そして、体育教員室のクーラーで涼んでいた担任を呼び出し、俺たちの見たものを説明する。
担任は、「はぁ?お前ら何言ってんの?」という顔をしながら聞いていたが、とりあえず確認するとなり、教員室にあった備え付けの懐中電灯を持って舞台下へと一緒に向かう。
担任が舞台下に入ってから数分後、中から出てくるや、「何かわからんが、とりあえずヤバそうだから掃除は中止だ」という言葉で、その場は解散となった。

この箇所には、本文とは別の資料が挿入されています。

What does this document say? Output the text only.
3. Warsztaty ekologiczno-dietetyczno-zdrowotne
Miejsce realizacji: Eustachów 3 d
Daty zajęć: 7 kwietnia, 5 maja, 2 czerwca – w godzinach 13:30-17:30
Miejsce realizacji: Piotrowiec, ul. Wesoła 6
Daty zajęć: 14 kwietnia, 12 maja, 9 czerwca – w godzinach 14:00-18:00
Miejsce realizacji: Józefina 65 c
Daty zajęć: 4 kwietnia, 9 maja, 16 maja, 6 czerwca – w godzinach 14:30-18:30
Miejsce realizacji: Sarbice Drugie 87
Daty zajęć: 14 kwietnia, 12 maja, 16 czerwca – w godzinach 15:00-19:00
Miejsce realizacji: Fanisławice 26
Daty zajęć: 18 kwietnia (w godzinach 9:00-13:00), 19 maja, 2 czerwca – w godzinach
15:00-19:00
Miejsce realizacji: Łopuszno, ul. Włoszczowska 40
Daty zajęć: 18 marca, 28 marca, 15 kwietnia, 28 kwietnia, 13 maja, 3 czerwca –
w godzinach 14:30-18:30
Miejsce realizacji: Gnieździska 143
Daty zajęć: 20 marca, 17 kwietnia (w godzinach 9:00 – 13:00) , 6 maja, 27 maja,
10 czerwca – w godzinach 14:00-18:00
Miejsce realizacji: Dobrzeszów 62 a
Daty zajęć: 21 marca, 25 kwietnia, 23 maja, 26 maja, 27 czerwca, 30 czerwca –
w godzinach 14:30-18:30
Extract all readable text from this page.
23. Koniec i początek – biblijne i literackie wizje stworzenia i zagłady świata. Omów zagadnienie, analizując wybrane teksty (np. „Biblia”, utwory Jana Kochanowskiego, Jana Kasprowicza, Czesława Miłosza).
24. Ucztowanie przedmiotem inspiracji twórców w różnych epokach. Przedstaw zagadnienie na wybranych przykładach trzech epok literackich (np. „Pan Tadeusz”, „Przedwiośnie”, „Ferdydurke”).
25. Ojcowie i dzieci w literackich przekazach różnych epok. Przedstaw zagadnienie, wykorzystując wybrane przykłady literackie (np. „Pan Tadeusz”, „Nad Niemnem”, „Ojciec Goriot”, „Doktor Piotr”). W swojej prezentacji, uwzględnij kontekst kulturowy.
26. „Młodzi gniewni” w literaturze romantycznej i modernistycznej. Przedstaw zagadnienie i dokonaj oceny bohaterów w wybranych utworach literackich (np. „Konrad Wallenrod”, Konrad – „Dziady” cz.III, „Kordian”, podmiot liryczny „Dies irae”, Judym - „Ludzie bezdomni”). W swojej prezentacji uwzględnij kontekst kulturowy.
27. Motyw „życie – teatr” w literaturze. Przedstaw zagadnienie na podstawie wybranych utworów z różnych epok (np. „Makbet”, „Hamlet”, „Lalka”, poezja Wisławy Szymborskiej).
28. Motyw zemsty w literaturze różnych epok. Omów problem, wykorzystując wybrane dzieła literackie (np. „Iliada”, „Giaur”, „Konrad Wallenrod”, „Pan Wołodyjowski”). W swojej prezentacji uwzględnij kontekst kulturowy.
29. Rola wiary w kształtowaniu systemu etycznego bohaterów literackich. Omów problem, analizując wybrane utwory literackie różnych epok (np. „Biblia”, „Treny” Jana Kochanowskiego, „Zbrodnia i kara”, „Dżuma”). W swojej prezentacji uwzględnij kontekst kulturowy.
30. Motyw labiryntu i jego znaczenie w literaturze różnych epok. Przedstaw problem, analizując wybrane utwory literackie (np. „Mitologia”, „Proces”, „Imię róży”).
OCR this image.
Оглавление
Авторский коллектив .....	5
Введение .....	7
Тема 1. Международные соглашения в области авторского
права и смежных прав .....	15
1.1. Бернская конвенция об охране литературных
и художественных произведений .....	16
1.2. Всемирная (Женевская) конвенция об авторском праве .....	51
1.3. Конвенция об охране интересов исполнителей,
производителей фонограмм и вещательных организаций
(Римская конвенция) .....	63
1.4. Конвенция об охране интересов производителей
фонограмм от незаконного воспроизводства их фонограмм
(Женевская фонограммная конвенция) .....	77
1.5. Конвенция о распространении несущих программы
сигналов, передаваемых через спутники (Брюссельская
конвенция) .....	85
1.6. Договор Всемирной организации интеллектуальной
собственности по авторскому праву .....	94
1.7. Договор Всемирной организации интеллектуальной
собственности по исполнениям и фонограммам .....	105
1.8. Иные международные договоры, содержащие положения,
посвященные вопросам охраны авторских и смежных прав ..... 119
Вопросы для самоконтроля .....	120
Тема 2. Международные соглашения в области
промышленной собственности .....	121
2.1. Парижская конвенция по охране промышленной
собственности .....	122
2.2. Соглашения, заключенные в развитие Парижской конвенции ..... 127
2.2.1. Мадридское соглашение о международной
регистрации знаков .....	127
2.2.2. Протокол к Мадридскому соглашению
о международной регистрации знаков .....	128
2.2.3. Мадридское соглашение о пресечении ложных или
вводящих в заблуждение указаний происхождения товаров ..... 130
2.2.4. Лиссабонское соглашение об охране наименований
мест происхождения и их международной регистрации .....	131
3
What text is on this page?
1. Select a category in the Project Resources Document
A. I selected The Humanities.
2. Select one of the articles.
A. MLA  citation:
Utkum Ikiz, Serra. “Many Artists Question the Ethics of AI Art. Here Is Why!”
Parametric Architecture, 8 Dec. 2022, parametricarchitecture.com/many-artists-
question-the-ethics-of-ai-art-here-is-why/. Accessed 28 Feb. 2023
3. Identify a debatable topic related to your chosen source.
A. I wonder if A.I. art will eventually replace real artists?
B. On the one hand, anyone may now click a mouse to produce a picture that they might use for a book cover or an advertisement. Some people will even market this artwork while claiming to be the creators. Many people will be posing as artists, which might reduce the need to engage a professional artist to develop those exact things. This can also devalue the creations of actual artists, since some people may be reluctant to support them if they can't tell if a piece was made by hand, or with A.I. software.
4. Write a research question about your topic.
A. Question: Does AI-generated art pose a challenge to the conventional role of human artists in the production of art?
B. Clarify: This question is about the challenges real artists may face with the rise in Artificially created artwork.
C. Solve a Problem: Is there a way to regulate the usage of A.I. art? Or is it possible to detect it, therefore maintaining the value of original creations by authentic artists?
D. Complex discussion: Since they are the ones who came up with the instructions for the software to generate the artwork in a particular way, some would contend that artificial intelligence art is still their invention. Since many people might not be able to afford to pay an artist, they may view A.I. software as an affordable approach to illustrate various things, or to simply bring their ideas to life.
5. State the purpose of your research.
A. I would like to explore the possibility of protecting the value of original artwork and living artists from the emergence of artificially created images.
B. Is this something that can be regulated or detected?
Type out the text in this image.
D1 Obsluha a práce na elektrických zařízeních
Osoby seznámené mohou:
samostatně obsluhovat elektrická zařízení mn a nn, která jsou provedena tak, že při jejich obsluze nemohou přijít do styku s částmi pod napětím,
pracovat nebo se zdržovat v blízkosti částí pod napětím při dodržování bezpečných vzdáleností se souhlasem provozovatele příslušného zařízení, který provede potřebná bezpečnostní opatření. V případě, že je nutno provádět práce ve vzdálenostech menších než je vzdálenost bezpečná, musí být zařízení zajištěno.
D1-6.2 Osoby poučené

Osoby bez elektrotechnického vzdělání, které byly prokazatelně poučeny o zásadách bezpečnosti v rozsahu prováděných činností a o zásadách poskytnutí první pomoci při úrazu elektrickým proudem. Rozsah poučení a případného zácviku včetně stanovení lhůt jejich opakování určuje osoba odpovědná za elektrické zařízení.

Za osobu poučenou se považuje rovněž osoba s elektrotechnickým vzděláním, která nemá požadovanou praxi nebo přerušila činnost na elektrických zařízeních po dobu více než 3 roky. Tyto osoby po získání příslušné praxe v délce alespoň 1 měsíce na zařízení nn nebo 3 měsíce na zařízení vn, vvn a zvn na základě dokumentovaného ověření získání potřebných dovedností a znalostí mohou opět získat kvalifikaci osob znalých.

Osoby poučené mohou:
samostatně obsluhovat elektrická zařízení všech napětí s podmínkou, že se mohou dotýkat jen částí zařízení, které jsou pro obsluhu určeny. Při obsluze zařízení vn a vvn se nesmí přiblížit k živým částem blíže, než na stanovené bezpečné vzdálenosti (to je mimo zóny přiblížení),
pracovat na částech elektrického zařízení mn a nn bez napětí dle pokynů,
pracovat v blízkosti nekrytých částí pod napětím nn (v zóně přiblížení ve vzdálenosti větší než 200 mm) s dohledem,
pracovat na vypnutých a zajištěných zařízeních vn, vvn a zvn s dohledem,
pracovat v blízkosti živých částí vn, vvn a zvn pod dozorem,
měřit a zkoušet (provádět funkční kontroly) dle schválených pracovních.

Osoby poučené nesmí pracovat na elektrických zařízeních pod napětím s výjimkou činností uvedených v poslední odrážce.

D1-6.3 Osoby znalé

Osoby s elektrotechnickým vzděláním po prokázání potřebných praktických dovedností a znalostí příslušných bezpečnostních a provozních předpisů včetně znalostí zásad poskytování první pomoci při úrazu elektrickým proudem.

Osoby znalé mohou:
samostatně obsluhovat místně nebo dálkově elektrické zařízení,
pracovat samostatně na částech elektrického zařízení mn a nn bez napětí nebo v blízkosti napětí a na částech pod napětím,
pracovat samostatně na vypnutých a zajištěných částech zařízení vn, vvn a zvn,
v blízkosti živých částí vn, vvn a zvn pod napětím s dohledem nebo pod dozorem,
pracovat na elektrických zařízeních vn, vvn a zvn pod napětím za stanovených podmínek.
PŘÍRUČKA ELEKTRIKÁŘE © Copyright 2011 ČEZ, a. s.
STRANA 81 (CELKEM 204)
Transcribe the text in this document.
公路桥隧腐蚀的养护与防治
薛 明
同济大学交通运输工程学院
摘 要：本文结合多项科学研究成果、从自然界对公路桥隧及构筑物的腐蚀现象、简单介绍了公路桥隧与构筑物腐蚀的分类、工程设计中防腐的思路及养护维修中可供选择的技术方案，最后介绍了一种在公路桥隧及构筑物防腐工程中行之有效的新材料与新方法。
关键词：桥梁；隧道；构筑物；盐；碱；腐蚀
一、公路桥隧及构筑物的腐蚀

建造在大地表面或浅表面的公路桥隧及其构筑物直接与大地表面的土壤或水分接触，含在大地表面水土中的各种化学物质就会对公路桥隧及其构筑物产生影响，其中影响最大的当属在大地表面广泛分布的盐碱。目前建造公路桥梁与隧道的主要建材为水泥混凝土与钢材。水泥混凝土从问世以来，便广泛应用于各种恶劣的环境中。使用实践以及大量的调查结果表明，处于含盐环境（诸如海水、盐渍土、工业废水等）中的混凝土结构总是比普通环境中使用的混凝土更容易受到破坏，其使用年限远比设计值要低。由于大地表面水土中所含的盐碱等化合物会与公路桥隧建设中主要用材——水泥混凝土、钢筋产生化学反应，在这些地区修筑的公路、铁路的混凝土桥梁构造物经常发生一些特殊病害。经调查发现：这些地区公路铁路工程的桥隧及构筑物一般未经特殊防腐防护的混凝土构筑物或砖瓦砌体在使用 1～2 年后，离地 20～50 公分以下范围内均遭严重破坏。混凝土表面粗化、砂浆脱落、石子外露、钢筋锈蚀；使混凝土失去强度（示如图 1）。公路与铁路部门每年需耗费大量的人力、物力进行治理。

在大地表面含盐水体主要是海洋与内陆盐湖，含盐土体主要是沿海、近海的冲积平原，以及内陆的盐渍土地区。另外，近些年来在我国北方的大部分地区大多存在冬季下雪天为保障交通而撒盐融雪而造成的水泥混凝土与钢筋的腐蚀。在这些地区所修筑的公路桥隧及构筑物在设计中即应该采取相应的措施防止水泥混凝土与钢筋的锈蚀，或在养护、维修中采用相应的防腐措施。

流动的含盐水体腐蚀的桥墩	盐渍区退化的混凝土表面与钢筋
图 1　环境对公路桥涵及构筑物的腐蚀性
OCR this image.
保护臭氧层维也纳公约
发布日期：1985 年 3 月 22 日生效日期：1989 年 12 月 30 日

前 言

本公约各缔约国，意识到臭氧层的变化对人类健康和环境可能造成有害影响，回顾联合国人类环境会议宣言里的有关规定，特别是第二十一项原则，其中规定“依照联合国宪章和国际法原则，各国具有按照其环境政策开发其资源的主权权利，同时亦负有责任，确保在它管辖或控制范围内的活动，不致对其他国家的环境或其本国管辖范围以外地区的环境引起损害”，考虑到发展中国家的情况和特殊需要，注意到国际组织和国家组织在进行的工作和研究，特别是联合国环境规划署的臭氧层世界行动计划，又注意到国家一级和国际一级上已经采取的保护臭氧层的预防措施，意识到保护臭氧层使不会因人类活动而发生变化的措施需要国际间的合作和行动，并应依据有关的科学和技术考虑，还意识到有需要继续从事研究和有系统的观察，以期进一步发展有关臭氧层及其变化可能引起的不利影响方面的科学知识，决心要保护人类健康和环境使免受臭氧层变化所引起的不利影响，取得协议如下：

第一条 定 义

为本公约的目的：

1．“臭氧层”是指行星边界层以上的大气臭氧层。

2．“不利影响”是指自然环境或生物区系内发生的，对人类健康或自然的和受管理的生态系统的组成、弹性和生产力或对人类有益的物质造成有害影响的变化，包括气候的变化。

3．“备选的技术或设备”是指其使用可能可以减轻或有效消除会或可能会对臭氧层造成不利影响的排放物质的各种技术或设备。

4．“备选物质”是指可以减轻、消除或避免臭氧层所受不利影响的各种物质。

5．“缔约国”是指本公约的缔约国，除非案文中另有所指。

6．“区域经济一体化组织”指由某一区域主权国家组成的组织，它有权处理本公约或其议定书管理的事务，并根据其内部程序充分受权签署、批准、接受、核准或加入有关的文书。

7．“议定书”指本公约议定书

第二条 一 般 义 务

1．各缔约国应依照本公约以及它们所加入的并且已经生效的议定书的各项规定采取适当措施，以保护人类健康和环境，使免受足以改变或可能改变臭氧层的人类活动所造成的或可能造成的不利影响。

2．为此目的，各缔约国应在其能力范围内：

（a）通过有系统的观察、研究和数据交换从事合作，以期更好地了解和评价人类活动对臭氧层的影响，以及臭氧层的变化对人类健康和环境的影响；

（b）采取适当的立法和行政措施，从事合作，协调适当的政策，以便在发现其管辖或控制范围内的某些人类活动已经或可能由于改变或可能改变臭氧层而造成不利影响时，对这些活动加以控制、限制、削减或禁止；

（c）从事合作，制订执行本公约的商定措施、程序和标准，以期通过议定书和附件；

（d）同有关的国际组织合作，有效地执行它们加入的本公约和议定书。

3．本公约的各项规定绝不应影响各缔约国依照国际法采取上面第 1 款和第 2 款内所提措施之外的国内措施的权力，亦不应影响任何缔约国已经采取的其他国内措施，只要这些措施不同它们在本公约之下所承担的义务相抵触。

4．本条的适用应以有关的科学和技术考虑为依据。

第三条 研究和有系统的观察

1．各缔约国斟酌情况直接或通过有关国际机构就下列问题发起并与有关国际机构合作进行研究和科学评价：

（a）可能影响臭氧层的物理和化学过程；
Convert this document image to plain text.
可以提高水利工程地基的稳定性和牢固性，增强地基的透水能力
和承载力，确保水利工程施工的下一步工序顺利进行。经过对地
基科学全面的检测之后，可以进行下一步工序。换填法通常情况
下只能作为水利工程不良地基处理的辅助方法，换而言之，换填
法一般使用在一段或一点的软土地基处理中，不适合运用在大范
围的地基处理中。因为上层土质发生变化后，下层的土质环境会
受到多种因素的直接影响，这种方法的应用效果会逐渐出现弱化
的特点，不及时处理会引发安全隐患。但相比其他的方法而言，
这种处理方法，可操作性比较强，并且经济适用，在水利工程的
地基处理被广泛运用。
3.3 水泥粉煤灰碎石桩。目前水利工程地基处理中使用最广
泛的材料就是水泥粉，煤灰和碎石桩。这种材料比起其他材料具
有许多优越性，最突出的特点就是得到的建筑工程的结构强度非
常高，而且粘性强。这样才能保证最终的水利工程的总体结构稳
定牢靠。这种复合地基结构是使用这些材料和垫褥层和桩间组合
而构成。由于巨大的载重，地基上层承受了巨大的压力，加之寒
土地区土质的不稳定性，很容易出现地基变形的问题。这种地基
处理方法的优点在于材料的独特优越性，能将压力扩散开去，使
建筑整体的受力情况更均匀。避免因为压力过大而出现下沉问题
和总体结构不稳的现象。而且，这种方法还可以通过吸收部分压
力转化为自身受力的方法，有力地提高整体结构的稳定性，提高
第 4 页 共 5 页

それから約一か月後、夏休み明けのホームルームで担任から説明があった。
結論から言えば、あのマンホールは謎のままだった。
臨時の職員会議が開かれたそうだが、誰もマンホールの存在を知らなかった。
校長を含む数名の教師で再び現場を確認したが、結局は何もわからずじまい。
市役所を始め、電気やガス、水道局などの関係各所に確認するも、「そんな場所にマンホールは設置していない」とのこと。
学校建設当時の工事関係者や地元のご老人方、果ては近所のお寺にも確認したが、全く何もわからなかった。
最終的には、「あの雰囲気も不気味で、薄暗闇の中で10センチもある段差は危ない」ということで、夏休み期間中にマンホールや封印ごとコンクリートで埋めたそうだ。
後日談も特にないが、封印のような御札を踏み付けてしまった江口君は、今も地元で元気にしている。
考察(※参考)
普通に考えれば『枯れ井戸』だろうか?
オカルト思考だと、上を人が行き交う舞台下にそれを置いてあったことに意味があるのかもしれない。
例えば、“犬神を培養していた”とか。
※犬神(いぬがみ)
犬神持ちの家の納戸の箪笥、床の下、水甕(みずがめ)の中に飼われていると説明される。 他の憑き物と同じく、喜怒哀楽の激しい情緒不安定な人間に憑きやすい…(Wikipediaより引用)
逆に、呪物をゆっくりと時間をかけて浄化していたとも考えられる。
よく舞台下のことを「奈落」という。
そう考えると、意味深な一面もあったりするが…。
ただ、この高校の建屋が出来る前は”何に使われていた土地”だったのだろうか。